A Class-Incremental Detection Method of Remote Sensing Images Based on Selective Distillation

Abstract

With the rapid development of remote sensing technology and the growing demand for applications, the classical deep learning-based object detection model is bottlenecked in processing incremental data, especially in the increasing classes of detected objects. It requires models to sequentially learn new classes of objects based on the current model, while preserving old categories-related knowledge. Existing class-incremental detection methods achieve this goal mainly by constraining the optimization trajectory in the feature of output space. However, these works neglect the case where the previously learned background is a new category to learn, resulting in performance degradation in the new category because of the conflict between remaining the background-related knowledge or updating the background-related knowledge. This paper proposes a novel class-incremental detection method incorporated with the teacher-student architecture and the selective distillation (SDCID) strategy.

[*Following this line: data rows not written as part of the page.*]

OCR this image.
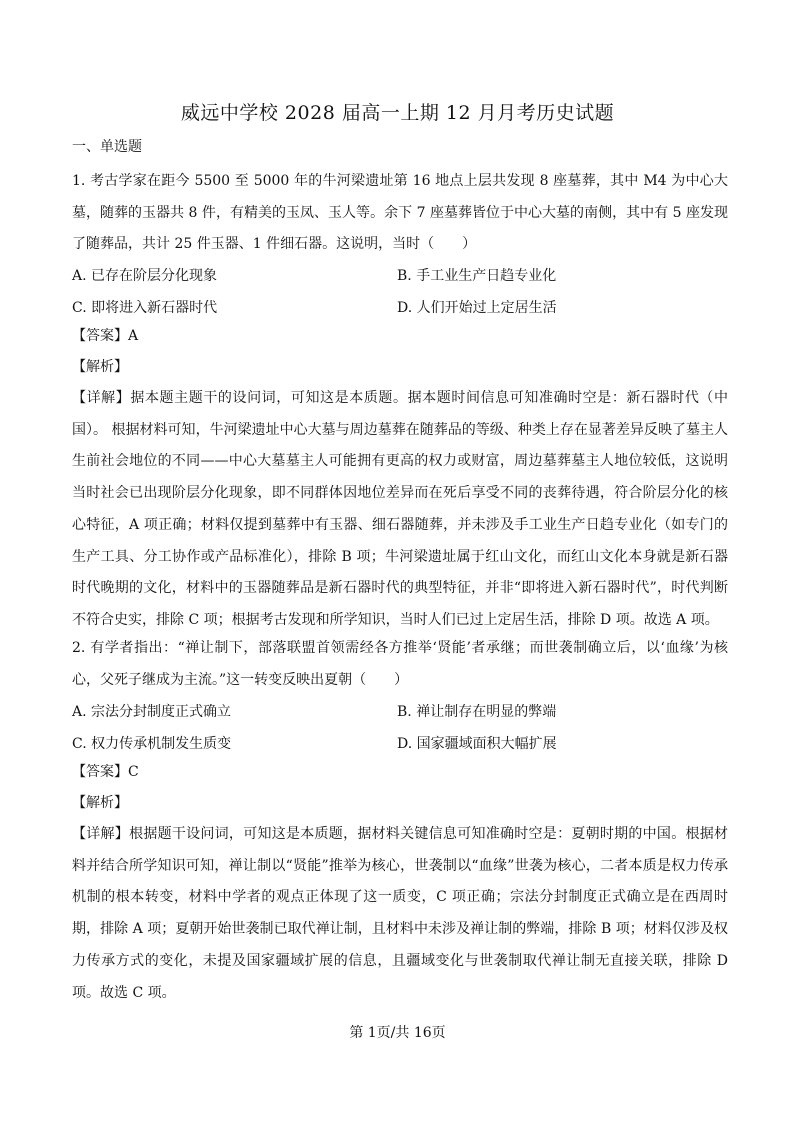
威远中学校 2028 届高一上期 12 月月考历史试题
一、单选题
1. 考古学家在距今 5500 至 5000 年的牛河梁遗址第 16 地点上层共发现 8 座墓葬，其中 M4 为中心大墓，随葬的玉器共 8 件，有精美的玉凤、玉人等。余下 7 座墓葬皆位于中心大墓的南侧，其中有 5 座发现了随葬品，共计 25 件玉器、1 件细石器。这说明，当时（　　）
A. 已存在阶层分化现象	B. 手工业生产日趋专业化
C. 即将进入新石器时代	D. 人们开始过上定居生活
【答案】A
【解析】
【详解】据本题主题干的设问词，可知这是本质题。据本题时间信息可知准确时空是：新石器时代（中国）。 根据材料可知，牛河梁遗址中心大墓与周边墓葬在随葬品的等级、种类上存在显著差异反映了墓主人生前社会地位的不同——中心大墓墓主人可能拥有更高的权力或财富，周边墓葬墓主人地位较低，这说明当时社会已出现阶层分化现象，即不同群体因地位差异而在死后享受不同的丧葬待遇，符合阶层分化的核心特征，A 项正确；材料仅提到墓葬中有玉器、细石器随葬，并未涉及手工业生产日趋专业化（如专门的生产工具、分工协作或产品标准化），排除 B 项；牛河梁遗址属于红山文化，而红山文化本身就是新石器时代晚期的文化，材料中的玉器随葬品是新石器时代的典型特征，并非“即将进入新石器时代”，时代判断不符合史实，排除 C 项；根据考古发现和所学知识，当时人们已过上定居生活，排除 D 项。故选 A 项。
2. 有学者指出：“禅让制下，部落联盟首领需经各方推举‘贤能’者承继；而世袭制确立后，以‘血缘’为核心，父死子继成为主流。”这一转变反映出夏朝（　　）
A. 宗法分封制度正式确立	B. 禅让制存在明显的弊端
C. 权力传承机制发生质变	D. 国家疆域面积大幅扩展
【答案】C
【解析】
【详解】根据题干设问词，可知这是本质题，据材料关键信息可知准确时空是：夏朝时期的中国。根据材料并结合所学知识可知，禅让制以“贤能”推举为核心，世袭制以“血缘”世袭为核心，二者本质是权力传承机制的根本转变，材料中学者的观点正体现了这一质变，C 项正确；宗法分封制度正式确立是在西周时期，排除 A 项；夏朝开始世袭制已取代禅让制，且材料中未涉及禅让制的弊端，排除 B 项；材料仅涉及权力传承方式的变化，未提及国家疆域扩展的信息，且疆域变化与世袭制取代禅让制无直接关联，排除 D 项。故选 C 项。
第 1页/共 16页
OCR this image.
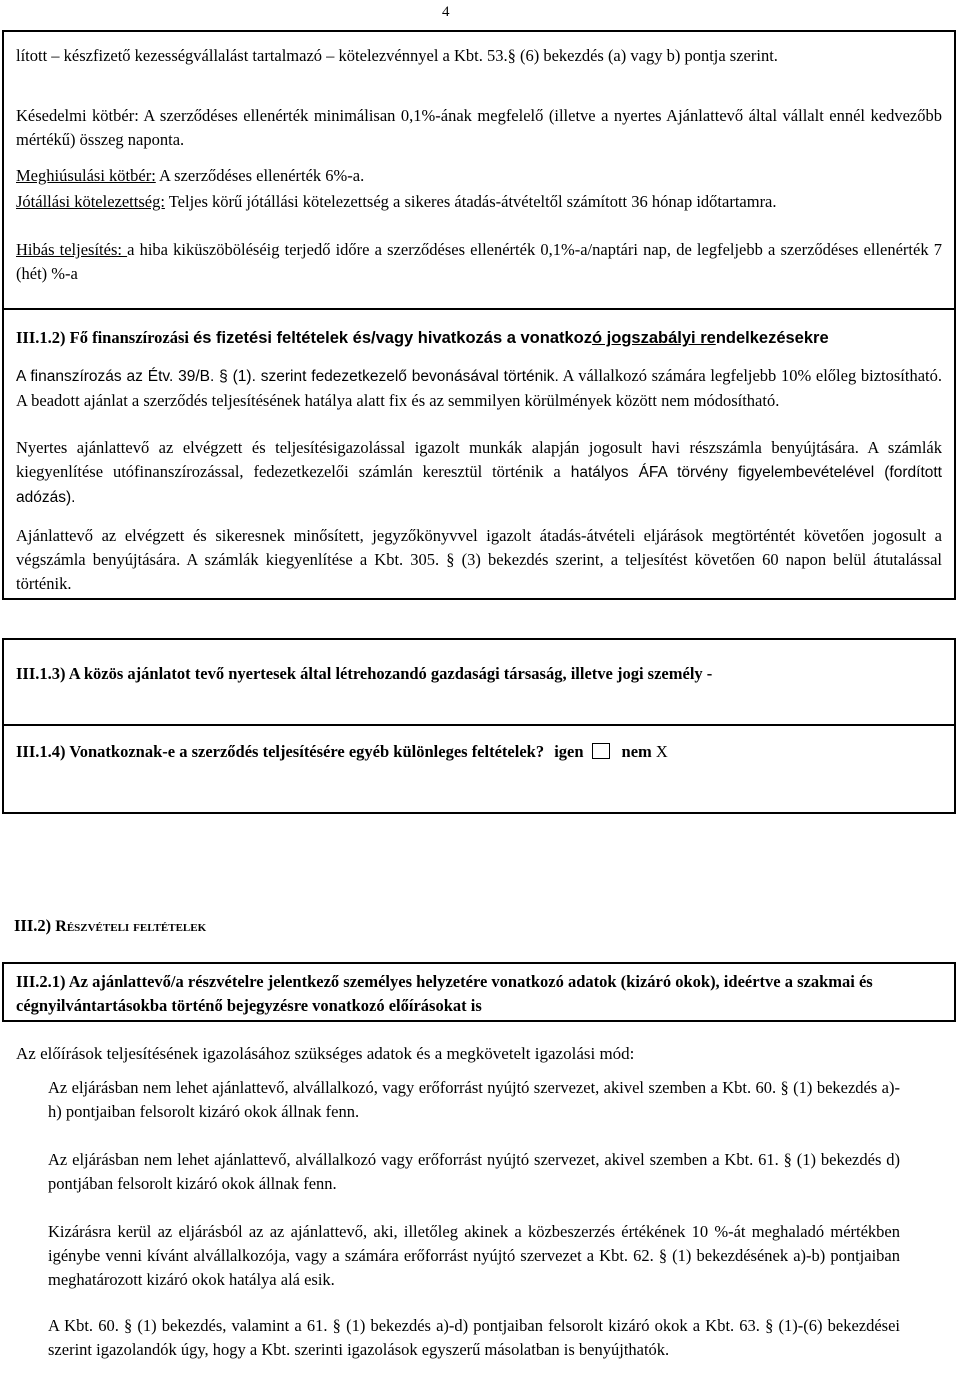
4

lított – készfizető kezességvállalást tartalmazó – kötelezvénnyel a Kbt. 53.§ (6) bekezdés (a) vagy b) pontja szerint.

Késedelmi kötbér: A szerződéses ellenérték minimálisan 0,1%-ának megfelelő (illetve a nyertes Ajánlattevő által vállalt ennél kedvezőbb mértékű) összeg naponta.

Meghiúsulási kötbér: A szerződéses ellenérték 6%-a.

Jótállási kötelezettség: Teljes körű jótállási kötelezettség a sikeres átadás-átvételtől számított 36 hónap időtartamra.

Hibás teljesítés: a hiba kiküszöböléséig terjedő időre a szerződéses ellenérték 0,1%-a/naptári nap, de legfeljebb a szerződéses ellenérték 7 (hét) %-a

III.1.2) Fő finanszírozási és fizetési feltételek és/vagy hivatkozás a vonatkozó jogszabályi rendelkezésekre

A finanszírozás az Étv. 39/B. § (1). szerint fedezetkezelő bevonásával történik. A vállalkozó számára legfeljebb 10% előleg biztosítható. A beadott ajánlat a szerződés teljesítésének hatálya alatt fix és az semmilyen körülmények között nem módosítható.

Nyertes ajánlattevő az elvégzett és teljesítésigazolással igazolt munkák alapján jogosult havi részszámla benyújtására. A számlák kiegyenlítése utófinanszírozással, fedezetkezelői számlán keresztül történik a hatályos ÁFA törvény figyelembevételével (fordított adózás).

Ajánlattevő az elvégzett és sikeresnek minősített, jegyzőkönyvvel igazolt átadás-átvételi eljárások megtörténtét követően jogosult a végszámla benyújtására. A számlák kiegyenlítése a Kbt. 305. § (3) bekezdés szerint, a teljesítést követően 60 napon belül átutalással történik.

III.1.3) A közös ajánlatot tevő nyertesek által létrehozandó gazdasági társaság, illetve jogi személy -

III.1.4) Vonatkoznak-e a szerződés teljesítésére egyéb különleges feltételek? igen nem X

III.2) Részvételi feltételek

III.2.1) Az ajánlattevő/a részvételre jelentkező személyes helyzetére vonatkozó adatok (kizáró okok), ideértve a szakmai és cégnyilvántartásokba történő bejegyzésre vonatkozó előírásokat is

Az előírások teljesítésének igazolásához szükséges adatok és a megkövetelt igazolási mód:

Az eljárásban nem lehet ajánlattevő, alvállalkozó, vagy erőforrást nyújtó szervezet, akivel szemben a Kbt. 60. § (1) bekezdés a)-h) pontjaiban felsorolt kizáró okok állnak fenn.

Az eljárásban nem lehet ajánlattevő, alvállalkozó vagy erőforrást nyújtó szervezet, akivel szemben a Kbt. 61. § (1) bekezdés d) pontjában felsorolt kizáró okok állnak fenn.

Kizárásra kerül az eljárásból az az ajánlattevő, aki, illetőleg akinek a közbeszerzés értékének 10 %-át meghaladó mértékben igénybe venni kívánt alvállalkozója, vagy a számára erőforrást nyújtó szervezet a Kbt. 62. § (1) bekezdésének a)-b) pontjaiban meghatározott kizáró okok hatálya alá esik.

A Kbt. 60. § (1) bekezdés, valamint a 61. § (1) bekezdés a)-d) pontjaiban felsorolt kizáró okok a Kbt. 63. § (1)-(6) bekezdései szerint igazolandók úgy, hogy a Kbt. szerinti igazolások egyszerű másolatban is benyújthatók.
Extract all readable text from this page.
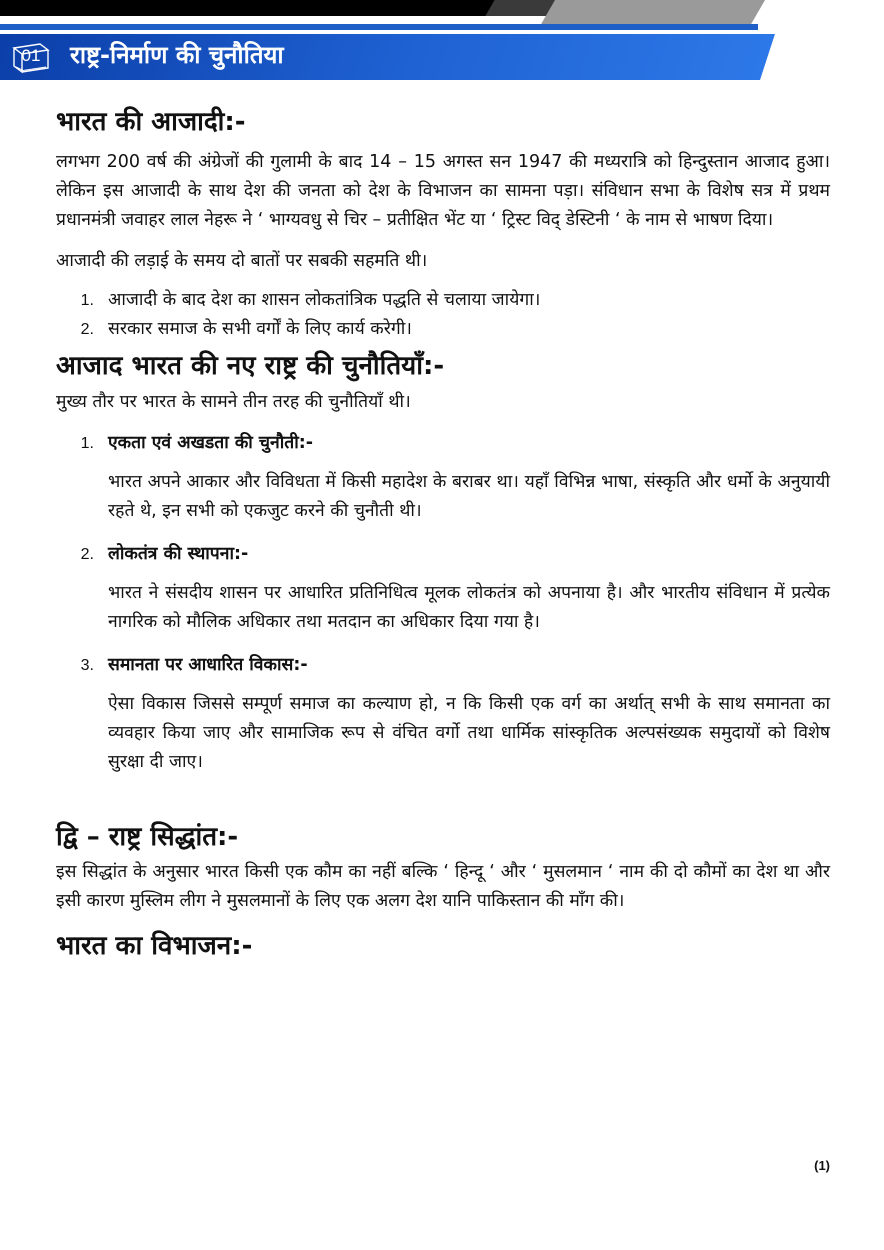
01	राष्ट्र-निर्माण की चुनौतिया
भारत की आजादी:-

लगभग 200 वर्ष की अंग्रेजों की गुलामी के बाद 14 – 15 अगस्त सन 1947 की मध्यरात्रि को हिन्दुस्तान आजाद हुआ। लेकिन इस आजादी के साथ देश की जनता को देश के विभाजन का सामना पड़ा। संविधान सभा के विशेष सत्र में प्रथम प्रधानमंत्री जवाहर लाल नेहरू ने ‘ भाग्यवधु से चिर – प्रतीक्षित भेंट या ‘ ट्रिस्ट विद् डेस्टिनी ‘ के नाम से भाषण दिया।

आजादी की लड़ाई के समय दो बातों पर सबकी सहमति थी।

1. आजादी के बाद देश का शासन लोकतांत्रिक पद्धति से चलाया जायेगा।
2. सरकार समाज के सभी वर्गों के लिए कार्य करेगी।
आजाद भारत की नए राष्ट्र की चुनौतियाँ:-

मुख्य तौर पर भारत के सामने तीन तरह की चुनौतियाँ थी।

1. एकता एवं अखडता की चुनौती:-

भारत अपने आकार और विविधता में किसी महादेश के बराबर था। यहाँ विभिन्न भाषा, संस्कृति और धर्मो के अनुयायी रहते थे, इन सभी को एकजुट करने की चुनौती थी।

2. लोकतंत्र की स्थापना:-

भारत ने संसदीय शासन पर आधारित प्रतिनिधित्व मूलक लोकतंत्र को अपनाया है। और भारतीय संविधान में प्रत्येक नागरिक को मौलिक अधिकार तथा मतदान का अधिकार दिया गया है।

3. समानता पर आधारित विकास:-

ऐसा विकास जिससे सम्पूर्ण समाज का कल्याण हो, न कि किसी एक वर्ग का अर्थात् सभी के साथ समानता का व्यवहार किया जाए और सामाजिक रूप से वंचित वर्गो तथा धार्मिक सांस्कृतिक अल्पसंख्यक समुदायों को विशेष सुरक्षा दी जाए।

द्वि – राष्ट्र सिद्धांत:-

इस सिद्धांत के अनुसार भारत किसी एक कौम का नहीं बल्कि ‘ हिन्दू ‘ और ‘ मुसलमान ‘ नाम की दो कौमों का देश था और इसी कारण मुस्लिम लीग ने मुसलमानों के लिए एक अलग देश यानि पाकिस्तान की माँग की।

भारत का विभाजन:-
(1)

Specifically, it is the asymmetry architecture, i.e., the teacher network temporarily stores historical knowledge of previously learned objects, and the student network integrates historical knowledge from the teacher network with the newly learned object-related knowledge, respectively. This asymmetry architecture reveals the significance of the distinct representation of history knowledge and new knowledge in incremental detection. Furthermore, SDCID selectively masks the shared subobject of new images to learn and previously learned background, while learning new categories of images and then transfers the classification results of the student model to the background class following the judgment model of the teacher model. This manner avoids interferences between the background category-related knowledge from a teacher model and the learning of other new classes of objects. In addition, we proposed a new incremental learning evaluation metric, C-SP, to comprehensively evaluate the incremental learning stability and plasticity performance. We verified the proposed method on two object detection datasets of remote sensing images, i.e., DIOR and DOTA. The experience results in accuracy and C-SP suggest that the proposed method surpasses existing class-incremental detection methods. We further analyzed the influence of the mask component in our method and the hyper-parameters sensitive to our method.